I was in for a surprise when the CEO, Roy Rubin stood up and announced that they’re not a technology focused company after all, they’re primarily about innovation. He had very little to say about the platform, at least in the early part of the day, it was all about what Magento’s customers need and how the Magento partner community can and are delivering it.
Despite having 125,000 webshops and fully supported Magento Enterprise editions (From $14,420 or $49,990 annual licence) and hosted version in Magento Go ($15 – $125 / month), they also give the software away as a Magento Community Edition for those with time on their hands to implement it without help.
Magento have a Community Edition as they’re primarily an Open Source company, and that’s a position Roy Rubin reiterated today. A young company, founded in 2007, they’re still on Magento Version 1, although Version 2 is being worked on there’s no current release date. However the level of support from the community have propelled them to the upper echelons of ecommerce with over 76,000 third party extensions available to add additional functionality to the core product.
Roy Rubin set out the key drivers which are changing ecommerce, and there’s little surprise that they’re Social, Mobile, Local and Global. Touching on just mobile as an example, he points out that there are 25 million smartphone users in the UK and mobile commerce is predicted to grow by 53% in the UK over the next 12 months (eBay today confirmed at the conference that 30% of eBay UK sales now take place on a mobile device). Magento’s drive for innovation means that they offer full HTML5 native mobile websites as well as mobile app offerings.
Paul Sheehy, founder of Folk Digital gave several examples of mobile sites including Heckfield Place, which opens in 2013. Their new site looks fabulous across any platform from a widescreen monitor to the smallest mobile smartphone. I’d encourage you to check it out on your smartphone as well as a tablet and PC to see just what the latest in mobile design can do for a website as it’s a stunning example.
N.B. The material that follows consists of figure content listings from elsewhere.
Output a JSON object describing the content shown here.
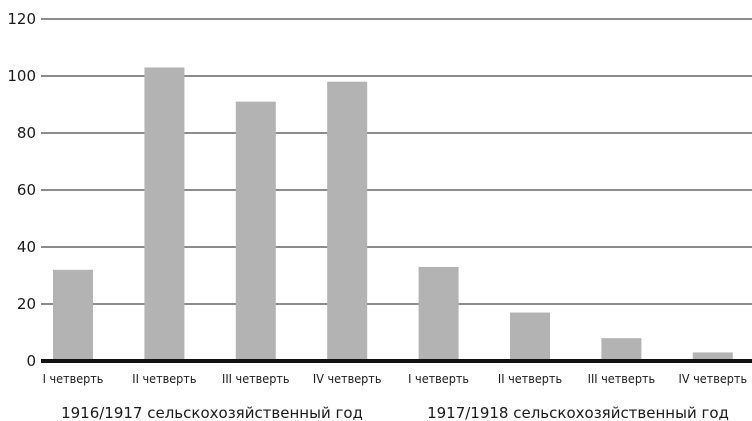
{
  "chart_data": {
    "type": "bar",
    "title": "",
    "xlabel": "",
    "ylabel": "",
    "ylim": [
      0,
      120
    ],
    "yticks": [
      0,
      20,
      40,
      60,
      80,
      100,
      120
    ],
    "grid": true,
    "categories": [
      "I четверть",
      "II четверть",
      "III четверть",
      "IV четверть",
      "I четверть",
      "II четверть",
      "III четверть",
      "IV четверть"
    ],
    "values": [
      32,
      103,
      91,
      98,
      33,
      17,
      8,
      3
    ],
    "groups": [
      {
        "label": "1916/1917 сельскохозяйственный год",
        "span": [
          0,
          3
        ]
      },
      {
        "label": "1917/1918 сельскохозяйственный год",
        "span": [
          4,
          7
        ]
      }
    ],
    "colors": {
      "bar": "#b3b3b3",
      "grid": "#1a1a1a",
      "axis": "#111111"
    }
  }
}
Mobile is just one of the ways Magento are innovating but what’s really exciting is how their developer community are extending the core product and the sites they’re producing. We’re going to be inviting some of the conference speakers to guest post on Tamebay in the future and we’ve some more interesting stories to share from the first MagentoLive conference.
In the mean time if you’re considering a platform for your next website we’d suggest taking a serious look at Magento and the capabilities both of the core product and the thousands of extensions which give extra functionality.
Congratulations to all the guys at Magento for a fantastic first MagentoLive, definitely one of the best conferences of 2012.